In its early years, the IWMB focused its efforts and limited discretionary funding on providing technical assistance to local jurisdictions developing diversion programs and the state’s collection and processing infrastructure. It also expended considerable resources in promulgating the regulatory structure for AB 939’s planning and local reporting processes.
Even so, the IWMB understood that market development efforts needed to start long before the 2000 deadline loomed. Through the mid-1990s, for example, the IWMB implemented the nation’s first Recycling Market Development Zone (RMDZ) program, with low-interest loans to manufacturers; sought and received legislative changes in State procurement policies regarding RCPs; and began funding compost demonstration projects in agriculture. It also strengthened implementation of legislatively mandated “minimum content” programs for newsprint and plastic trash bags by including criteria for triggering audits of regulated entities. And, based on extensive staff research and public input, the IWMB adopted a Market Development Plan in 1993, and a modified version in 1996. This was later modified by the IWMB’s 1997 Strategic Plan, which delineated “priority” areas that the IWMB felt warranted further emphasis. This included construction and demolition debris and organic materials. Activities undertaken by the IWMB to implement the Market Development Plan and subsequent Strategic Plan for the year 2000 can be found throughout this annual report.

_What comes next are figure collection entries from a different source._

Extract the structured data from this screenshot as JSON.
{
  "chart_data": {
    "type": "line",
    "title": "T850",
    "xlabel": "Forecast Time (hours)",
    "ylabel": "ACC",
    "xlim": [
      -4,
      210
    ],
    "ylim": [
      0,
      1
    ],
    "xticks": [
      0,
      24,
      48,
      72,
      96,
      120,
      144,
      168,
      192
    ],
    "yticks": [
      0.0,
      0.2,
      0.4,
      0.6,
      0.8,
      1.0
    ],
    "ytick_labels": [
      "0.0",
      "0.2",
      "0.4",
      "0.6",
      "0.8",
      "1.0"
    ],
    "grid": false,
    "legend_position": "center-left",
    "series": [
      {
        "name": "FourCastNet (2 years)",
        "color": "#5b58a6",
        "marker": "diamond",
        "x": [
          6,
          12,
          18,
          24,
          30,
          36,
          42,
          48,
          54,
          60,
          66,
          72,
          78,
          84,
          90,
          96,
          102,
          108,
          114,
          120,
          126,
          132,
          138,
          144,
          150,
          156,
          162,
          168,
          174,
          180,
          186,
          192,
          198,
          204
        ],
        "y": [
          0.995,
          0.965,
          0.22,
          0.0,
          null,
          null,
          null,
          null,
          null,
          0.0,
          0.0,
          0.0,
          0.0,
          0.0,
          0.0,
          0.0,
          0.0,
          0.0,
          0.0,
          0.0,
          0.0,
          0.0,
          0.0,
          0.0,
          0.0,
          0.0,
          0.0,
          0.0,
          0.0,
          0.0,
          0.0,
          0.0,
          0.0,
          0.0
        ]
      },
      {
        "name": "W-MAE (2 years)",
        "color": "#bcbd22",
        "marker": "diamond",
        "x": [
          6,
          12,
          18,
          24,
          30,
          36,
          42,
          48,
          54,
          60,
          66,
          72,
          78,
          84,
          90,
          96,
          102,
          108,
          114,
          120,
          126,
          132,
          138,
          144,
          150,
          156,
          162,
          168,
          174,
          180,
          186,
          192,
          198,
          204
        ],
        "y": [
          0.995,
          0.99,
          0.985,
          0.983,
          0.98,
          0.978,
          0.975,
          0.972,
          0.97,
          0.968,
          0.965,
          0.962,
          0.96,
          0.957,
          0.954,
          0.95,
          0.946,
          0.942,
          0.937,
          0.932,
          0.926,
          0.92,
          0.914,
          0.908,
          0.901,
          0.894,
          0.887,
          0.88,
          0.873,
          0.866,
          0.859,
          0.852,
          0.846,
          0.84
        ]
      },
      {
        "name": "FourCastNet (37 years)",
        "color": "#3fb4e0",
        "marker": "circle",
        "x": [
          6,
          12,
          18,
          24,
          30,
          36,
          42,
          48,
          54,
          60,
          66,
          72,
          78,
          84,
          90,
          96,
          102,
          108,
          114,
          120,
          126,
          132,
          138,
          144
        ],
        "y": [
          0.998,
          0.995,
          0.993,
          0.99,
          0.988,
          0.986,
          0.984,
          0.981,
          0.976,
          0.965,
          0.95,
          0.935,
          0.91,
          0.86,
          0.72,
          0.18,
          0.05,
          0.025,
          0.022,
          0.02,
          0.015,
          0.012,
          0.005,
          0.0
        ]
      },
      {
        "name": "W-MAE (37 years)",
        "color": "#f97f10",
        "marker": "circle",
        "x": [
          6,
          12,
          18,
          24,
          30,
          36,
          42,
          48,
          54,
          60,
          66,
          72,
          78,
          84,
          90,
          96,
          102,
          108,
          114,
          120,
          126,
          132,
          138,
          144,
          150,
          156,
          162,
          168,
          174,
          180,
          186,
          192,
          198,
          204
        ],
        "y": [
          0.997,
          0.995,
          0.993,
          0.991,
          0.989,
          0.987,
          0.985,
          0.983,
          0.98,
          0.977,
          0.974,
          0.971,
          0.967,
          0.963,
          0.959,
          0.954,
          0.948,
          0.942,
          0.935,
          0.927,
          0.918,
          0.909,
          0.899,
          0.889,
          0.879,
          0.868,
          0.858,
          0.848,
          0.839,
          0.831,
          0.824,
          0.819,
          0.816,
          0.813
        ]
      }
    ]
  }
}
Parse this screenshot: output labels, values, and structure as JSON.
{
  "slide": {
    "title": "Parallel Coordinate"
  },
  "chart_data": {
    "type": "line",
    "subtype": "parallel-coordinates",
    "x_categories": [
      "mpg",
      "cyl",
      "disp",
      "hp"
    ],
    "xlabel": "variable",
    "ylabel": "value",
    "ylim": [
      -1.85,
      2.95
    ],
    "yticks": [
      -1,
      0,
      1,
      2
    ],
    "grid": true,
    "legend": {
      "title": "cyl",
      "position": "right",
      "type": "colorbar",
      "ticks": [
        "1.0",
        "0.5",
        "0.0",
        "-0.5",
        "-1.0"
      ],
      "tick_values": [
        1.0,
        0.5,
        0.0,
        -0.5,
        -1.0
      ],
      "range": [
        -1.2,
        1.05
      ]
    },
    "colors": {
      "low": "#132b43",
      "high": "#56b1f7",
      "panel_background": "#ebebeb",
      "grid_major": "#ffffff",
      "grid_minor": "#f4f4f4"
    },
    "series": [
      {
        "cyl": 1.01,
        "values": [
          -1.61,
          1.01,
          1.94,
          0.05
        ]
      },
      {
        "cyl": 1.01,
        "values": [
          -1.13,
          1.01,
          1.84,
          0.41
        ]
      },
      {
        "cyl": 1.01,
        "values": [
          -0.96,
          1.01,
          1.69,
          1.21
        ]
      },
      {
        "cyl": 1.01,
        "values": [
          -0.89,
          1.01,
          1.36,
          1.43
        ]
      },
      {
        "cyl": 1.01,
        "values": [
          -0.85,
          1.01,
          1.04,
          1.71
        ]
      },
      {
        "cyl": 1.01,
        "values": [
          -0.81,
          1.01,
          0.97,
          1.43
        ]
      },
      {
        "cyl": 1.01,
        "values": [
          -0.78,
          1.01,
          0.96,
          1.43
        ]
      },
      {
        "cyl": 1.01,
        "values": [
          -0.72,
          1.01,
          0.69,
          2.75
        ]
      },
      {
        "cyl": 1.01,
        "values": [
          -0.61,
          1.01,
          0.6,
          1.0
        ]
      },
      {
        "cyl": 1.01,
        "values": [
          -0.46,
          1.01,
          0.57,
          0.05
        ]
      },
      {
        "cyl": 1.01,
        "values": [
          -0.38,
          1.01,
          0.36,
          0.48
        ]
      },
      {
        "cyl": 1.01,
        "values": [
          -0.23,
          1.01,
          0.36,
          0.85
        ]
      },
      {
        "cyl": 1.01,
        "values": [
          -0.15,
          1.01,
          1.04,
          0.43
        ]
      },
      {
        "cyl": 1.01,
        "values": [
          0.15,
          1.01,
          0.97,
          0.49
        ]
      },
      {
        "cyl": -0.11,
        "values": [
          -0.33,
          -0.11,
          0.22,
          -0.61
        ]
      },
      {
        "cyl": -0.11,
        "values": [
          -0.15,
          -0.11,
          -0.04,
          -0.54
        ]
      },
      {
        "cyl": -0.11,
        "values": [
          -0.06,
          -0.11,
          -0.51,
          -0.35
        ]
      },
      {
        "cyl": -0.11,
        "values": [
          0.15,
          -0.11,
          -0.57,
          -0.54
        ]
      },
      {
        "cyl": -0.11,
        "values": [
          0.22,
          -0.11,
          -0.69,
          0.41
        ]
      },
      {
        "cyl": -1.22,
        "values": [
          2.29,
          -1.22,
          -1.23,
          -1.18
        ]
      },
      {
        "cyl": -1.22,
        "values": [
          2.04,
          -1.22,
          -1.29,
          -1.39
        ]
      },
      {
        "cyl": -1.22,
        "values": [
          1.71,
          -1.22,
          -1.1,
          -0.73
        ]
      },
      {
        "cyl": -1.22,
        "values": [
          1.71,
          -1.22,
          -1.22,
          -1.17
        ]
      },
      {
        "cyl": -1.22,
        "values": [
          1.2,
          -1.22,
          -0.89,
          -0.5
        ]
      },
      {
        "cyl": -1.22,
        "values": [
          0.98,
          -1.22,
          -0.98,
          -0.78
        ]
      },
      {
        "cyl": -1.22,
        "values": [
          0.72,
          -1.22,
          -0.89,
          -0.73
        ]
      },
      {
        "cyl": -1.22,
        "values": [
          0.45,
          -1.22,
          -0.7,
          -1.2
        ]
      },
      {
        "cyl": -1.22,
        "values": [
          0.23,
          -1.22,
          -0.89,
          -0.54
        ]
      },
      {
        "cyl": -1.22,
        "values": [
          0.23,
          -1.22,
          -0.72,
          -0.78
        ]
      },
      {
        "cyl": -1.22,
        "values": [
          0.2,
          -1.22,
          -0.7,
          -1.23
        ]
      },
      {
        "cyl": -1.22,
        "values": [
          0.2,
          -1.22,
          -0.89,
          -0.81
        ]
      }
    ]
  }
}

In the last four years, the IWMB has been able to devote more of its resources to direct market development activities. In addition, the Legislature allocated $4 million in 1998 and again in 1999 to support these activities. The IWMB’s approach has been multi-faceted, including:
- Using the State’s purchasing power to increase demand for RCPs.
- Targeting staff and discretionary funding resources on “priority” areas such as organic materials and construction and demolition debris.
- Increasing enforcement of mandated programs, such as the newsprint and plastic trash bag minimum content programs and the rigid plastic packaging container program.
- Streamlining and improving services provided by the RMDZ program.
- Developing new information sources, such as its Web-accessible database of RCPs that contains information on more than 1,000 manufacturers and several thousand products.
Through all of these and related efforts, the IWMB has used its resources to help form and support alliances with private industry, local government, and other stakeholders to overcome barriers to increased demand for RCPs.